When 180 products had to be carried out and then a sum of 180 terms, it is EXCEL which was responsible for the operation, and still in a very convivial way. A copy/paste in a text file on PC of the result of the inference, then an importation of this text file in a EXCEL folder, a cell (EXCEL meaning) of calculation of product (duplicated then 179 times), and a cell carrying out the sum of the 180 products, and the job is done.

Conclusion

The problem of finding the total number of possible positions is another, more mathematical, which could be the subject of a later study. The methodology used could solve the quizzes related to the positions of Diplomacy published here and there (reconstitution of a game starting from incomplete information.) Lastly the possible lists of positions by country produced could be also used to revisit the theory of the openings.

 

I will be charmed of any confirmation of this result by another person to validate it in a final way…

 

jeremie.lefrancois-at-laposte.net



1[1] A more precise manual calculation by a third person gives (round-off by defect) 6.09 X 1015

2[2] Vopaliec, a French paper zine devoted to Diplomacy and other games, available towards the following person: jeanpierremaulion-At-wanadoo.fr

3[3] By the way note that the only possible conflicts of opposition on all the map are between ven and TRI, and our purging of the oppositions had thus carefully drawn aside ((Italy: ven - tri, Rom H, nap H), (Austria: TRI - ven, VIE H, bud H)).

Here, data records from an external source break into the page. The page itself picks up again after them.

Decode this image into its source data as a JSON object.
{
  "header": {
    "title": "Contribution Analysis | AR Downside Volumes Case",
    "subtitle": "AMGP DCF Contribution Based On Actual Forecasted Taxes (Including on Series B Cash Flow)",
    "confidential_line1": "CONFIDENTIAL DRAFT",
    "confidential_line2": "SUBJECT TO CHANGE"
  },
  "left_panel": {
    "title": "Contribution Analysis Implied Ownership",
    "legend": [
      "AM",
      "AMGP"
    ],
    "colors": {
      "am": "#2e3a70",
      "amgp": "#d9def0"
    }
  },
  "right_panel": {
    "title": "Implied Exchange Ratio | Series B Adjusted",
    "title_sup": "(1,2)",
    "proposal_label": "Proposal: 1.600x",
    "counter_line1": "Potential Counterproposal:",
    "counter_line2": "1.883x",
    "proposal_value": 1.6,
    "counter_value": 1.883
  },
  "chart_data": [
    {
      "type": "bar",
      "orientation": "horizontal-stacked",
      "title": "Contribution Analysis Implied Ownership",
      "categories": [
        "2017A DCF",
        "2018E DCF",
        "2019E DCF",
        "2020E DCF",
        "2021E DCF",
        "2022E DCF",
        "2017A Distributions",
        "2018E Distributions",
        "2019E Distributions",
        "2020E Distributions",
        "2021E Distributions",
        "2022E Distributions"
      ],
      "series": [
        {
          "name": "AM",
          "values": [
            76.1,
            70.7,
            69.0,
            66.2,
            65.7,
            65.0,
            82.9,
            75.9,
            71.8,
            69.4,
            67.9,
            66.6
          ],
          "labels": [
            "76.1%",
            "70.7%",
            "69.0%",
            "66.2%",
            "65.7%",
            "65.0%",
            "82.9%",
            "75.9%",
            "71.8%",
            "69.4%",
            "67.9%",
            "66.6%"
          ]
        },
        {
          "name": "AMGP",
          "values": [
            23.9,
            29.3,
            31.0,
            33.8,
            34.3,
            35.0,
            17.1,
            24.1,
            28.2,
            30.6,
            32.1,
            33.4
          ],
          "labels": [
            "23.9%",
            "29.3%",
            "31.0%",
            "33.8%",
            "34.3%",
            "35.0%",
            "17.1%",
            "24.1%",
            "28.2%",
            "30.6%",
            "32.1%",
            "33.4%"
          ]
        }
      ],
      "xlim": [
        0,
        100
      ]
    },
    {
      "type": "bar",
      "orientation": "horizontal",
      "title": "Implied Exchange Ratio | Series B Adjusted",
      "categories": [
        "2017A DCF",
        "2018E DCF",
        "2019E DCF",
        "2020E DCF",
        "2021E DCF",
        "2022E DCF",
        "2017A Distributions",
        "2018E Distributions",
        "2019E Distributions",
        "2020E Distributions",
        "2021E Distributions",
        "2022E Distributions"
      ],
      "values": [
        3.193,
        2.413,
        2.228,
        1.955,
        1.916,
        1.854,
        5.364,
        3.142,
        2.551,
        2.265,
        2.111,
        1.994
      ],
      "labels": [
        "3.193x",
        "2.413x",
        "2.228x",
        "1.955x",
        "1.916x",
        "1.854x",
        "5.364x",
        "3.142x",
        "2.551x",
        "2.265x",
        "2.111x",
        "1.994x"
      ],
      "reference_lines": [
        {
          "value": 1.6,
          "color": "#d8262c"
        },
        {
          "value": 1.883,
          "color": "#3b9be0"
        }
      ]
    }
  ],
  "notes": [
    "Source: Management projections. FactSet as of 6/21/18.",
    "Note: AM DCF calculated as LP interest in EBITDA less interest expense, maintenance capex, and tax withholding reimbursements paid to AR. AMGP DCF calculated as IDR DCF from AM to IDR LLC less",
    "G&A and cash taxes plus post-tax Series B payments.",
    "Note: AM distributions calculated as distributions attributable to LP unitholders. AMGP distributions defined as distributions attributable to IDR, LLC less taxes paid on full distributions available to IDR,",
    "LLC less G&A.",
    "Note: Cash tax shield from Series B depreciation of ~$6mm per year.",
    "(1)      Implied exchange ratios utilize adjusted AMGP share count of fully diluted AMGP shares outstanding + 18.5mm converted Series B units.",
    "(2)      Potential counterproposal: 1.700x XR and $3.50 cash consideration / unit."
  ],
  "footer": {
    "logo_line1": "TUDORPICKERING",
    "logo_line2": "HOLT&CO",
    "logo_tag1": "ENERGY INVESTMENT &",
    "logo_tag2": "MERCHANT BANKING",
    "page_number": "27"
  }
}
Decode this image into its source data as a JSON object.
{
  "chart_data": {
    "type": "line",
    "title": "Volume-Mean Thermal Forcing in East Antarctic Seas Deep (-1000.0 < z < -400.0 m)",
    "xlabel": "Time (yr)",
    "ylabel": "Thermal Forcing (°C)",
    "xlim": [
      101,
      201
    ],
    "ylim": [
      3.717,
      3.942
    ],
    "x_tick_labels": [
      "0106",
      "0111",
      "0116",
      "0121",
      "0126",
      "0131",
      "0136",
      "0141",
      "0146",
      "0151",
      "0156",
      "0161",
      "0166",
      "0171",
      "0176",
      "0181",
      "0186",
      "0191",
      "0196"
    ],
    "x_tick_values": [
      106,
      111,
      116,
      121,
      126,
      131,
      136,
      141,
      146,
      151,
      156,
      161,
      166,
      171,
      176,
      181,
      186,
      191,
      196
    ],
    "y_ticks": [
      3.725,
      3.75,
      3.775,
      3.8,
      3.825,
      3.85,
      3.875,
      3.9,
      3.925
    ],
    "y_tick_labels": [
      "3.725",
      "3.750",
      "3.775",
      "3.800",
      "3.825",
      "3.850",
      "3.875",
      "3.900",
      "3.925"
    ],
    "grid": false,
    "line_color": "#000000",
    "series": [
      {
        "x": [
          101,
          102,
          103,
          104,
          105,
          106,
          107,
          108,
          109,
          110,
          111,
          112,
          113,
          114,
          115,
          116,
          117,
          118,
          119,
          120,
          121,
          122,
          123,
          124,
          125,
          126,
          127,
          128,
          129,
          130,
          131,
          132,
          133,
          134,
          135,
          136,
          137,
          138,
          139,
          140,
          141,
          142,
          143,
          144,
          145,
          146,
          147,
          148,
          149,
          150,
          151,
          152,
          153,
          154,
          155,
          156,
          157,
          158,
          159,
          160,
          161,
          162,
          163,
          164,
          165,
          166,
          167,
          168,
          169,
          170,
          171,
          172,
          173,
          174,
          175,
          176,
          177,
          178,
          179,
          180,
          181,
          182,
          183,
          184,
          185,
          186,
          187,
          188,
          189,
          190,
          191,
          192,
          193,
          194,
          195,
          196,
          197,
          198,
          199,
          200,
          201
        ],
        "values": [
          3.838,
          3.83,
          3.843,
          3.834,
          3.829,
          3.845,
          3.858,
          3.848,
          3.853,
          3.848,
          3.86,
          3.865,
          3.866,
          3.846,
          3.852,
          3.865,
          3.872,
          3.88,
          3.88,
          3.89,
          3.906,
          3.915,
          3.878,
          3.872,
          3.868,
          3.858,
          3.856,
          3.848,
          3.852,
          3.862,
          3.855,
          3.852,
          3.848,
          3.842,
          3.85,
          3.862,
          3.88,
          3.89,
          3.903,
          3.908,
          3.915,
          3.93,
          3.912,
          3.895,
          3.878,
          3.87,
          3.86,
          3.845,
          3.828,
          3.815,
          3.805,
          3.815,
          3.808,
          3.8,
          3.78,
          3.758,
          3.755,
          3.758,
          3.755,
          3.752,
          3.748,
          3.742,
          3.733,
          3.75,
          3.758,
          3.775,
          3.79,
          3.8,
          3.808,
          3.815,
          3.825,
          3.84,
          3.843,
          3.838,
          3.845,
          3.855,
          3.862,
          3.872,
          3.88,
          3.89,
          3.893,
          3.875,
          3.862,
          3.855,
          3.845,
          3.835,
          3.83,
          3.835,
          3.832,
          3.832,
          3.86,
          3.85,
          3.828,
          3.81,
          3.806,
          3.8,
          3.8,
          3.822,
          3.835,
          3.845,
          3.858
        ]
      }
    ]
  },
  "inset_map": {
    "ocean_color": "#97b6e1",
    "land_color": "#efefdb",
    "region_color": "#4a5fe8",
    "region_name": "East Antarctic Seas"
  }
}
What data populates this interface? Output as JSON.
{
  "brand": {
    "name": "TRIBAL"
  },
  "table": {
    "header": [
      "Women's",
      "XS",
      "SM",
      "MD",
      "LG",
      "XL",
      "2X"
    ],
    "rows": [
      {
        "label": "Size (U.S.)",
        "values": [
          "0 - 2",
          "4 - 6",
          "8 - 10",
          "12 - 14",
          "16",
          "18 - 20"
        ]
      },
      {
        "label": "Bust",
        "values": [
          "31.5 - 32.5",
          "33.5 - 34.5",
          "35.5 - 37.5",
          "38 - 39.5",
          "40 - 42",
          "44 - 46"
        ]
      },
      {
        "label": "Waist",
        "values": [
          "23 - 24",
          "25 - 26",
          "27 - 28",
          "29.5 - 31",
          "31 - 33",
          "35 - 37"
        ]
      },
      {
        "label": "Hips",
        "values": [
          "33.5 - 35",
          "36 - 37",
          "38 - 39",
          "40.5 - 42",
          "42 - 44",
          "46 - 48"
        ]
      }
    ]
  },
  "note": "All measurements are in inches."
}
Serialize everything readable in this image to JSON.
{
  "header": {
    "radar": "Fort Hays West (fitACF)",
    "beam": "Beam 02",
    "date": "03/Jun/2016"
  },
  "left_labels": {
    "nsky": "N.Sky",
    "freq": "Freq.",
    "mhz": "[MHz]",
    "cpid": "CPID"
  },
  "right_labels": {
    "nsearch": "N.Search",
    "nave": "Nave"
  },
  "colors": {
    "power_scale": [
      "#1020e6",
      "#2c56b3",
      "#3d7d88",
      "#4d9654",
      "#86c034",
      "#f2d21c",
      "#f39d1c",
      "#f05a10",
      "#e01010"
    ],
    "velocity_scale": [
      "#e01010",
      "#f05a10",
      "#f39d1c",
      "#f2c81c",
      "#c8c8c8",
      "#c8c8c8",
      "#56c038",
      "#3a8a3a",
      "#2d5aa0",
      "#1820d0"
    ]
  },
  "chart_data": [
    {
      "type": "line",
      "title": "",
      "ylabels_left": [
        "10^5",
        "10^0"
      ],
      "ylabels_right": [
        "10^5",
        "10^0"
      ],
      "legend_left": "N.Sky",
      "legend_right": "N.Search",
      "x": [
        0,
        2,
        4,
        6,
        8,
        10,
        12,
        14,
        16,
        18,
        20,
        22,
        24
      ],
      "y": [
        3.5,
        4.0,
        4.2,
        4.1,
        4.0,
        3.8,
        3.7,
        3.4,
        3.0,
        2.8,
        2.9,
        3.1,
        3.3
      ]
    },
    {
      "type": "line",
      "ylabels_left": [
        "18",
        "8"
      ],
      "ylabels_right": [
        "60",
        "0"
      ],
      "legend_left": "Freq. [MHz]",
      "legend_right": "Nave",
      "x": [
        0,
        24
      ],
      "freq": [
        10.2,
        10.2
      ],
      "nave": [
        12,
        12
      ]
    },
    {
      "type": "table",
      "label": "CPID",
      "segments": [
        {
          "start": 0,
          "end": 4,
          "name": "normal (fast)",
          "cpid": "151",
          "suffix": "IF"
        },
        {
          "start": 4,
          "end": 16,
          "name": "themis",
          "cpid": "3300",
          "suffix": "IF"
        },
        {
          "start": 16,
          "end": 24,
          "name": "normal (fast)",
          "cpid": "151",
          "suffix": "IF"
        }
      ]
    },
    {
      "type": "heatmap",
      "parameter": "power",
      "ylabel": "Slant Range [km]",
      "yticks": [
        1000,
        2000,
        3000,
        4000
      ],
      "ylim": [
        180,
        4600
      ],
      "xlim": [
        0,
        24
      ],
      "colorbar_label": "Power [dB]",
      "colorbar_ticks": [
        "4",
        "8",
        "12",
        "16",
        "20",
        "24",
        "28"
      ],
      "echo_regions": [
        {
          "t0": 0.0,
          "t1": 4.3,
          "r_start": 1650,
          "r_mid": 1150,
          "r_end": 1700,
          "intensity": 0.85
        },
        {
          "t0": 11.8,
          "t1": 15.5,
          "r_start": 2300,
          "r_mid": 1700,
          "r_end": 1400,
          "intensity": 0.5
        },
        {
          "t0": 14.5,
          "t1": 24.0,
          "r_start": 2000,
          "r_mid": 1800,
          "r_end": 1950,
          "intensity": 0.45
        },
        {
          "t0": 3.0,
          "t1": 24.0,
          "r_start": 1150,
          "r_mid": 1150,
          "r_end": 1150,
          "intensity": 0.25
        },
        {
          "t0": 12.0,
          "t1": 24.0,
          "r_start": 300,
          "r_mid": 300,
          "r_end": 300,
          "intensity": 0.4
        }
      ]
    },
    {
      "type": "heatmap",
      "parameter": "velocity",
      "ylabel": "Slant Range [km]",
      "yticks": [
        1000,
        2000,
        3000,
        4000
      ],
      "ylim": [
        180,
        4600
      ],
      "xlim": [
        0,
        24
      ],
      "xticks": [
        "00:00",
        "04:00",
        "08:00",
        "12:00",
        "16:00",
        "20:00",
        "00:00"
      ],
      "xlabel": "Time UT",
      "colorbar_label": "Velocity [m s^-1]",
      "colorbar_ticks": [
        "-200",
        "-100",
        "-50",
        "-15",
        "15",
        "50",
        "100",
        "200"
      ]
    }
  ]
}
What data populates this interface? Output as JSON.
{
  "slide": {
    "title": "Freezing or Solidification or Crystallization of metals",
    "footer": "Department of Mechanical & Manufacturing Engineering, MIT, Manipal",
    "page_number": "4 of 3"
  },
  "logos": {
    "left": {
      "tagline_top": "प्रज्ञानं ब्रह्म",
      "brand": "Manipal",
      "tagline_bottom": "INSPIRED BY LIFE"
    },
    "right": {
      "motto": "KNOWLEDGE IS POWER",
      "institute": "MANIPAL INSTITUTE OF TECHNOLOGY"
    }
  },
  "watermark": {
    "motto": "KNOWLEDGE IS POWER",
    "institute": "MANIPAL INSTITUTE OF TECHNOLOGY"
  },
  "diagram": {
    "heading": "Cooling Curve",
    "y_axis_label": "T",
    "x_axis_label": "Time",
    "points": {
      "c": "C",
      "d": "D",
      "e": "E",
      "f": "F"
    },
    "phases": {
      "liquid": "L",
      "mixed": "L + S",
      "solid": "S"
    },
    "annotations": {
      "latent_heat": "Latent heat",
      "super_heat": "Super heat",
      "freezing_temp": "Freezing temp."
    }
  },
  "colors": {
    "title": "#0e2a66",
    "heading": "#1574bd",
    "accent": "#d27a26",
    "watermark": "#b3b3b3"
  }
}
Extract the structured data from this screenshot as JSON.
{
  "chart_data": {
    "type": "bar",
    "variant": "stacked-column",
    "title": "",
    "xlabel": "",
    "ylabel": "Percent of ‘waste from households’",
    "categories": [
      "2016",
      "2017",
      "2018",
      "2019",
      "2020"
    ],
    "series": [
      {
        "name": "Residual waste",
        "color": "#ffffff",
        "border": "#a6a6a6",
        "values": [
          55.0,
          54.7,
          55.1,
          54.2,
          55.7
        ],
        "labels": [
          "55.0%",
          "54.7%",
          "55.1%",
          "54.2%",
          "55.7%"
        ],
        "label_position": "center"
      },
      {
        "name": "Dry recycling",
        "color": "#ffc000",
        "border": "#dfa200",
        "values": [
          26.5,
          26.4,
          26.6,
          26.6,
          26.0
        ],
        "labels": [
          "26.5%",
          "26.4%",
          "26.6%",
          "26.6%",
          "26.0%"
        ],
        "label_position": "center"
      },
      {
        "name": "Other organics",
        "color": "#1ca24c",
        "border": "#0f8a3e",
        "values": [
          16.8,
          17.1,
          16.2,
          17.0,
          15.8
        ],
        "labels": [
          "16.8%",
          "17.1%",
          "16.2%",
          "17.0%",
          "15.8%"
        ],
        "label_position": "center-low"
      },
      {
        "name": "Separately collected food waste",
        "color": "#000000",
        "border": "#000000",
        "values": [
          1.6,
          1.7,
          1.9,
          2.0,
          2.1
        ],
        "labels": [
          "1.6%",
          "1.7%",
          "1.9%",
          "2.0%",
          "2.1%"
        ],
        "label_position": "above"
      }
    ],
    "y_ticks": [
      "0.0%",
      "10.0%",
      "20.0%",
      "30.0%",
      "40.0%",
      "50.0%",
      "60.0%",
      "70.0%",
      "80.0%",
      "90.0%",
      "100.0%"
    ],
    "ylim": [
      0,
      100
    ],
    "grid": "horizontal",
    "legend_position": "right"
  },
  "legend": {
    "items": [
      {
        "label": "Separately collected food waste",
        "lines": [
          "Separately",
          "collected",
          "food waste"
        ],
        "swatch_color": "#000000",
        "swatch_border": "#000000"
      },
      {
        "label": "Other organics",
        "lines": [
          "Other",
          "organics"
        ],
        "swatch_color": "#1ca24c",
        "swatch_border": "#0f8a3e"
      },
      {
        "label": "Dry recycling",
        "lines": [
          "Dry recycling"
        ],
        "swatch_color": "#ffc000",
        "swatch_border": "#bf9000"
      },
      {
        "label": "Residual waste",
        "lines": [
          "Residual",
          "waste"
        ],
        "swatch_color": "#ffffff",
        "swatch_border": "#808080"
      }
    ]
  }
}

4[4] Realization former to the resolution of this problem.

5[5] To note it “?” preceding the variables.

6[6] Conceived by C. Forgy in 1982.

7[7] For the comprehension of the readers nonfamiliar of UNIX, the sign “|” makes it possible to redirect the exit of a process in the entry of another, and orders it “cat” list the contents of a file.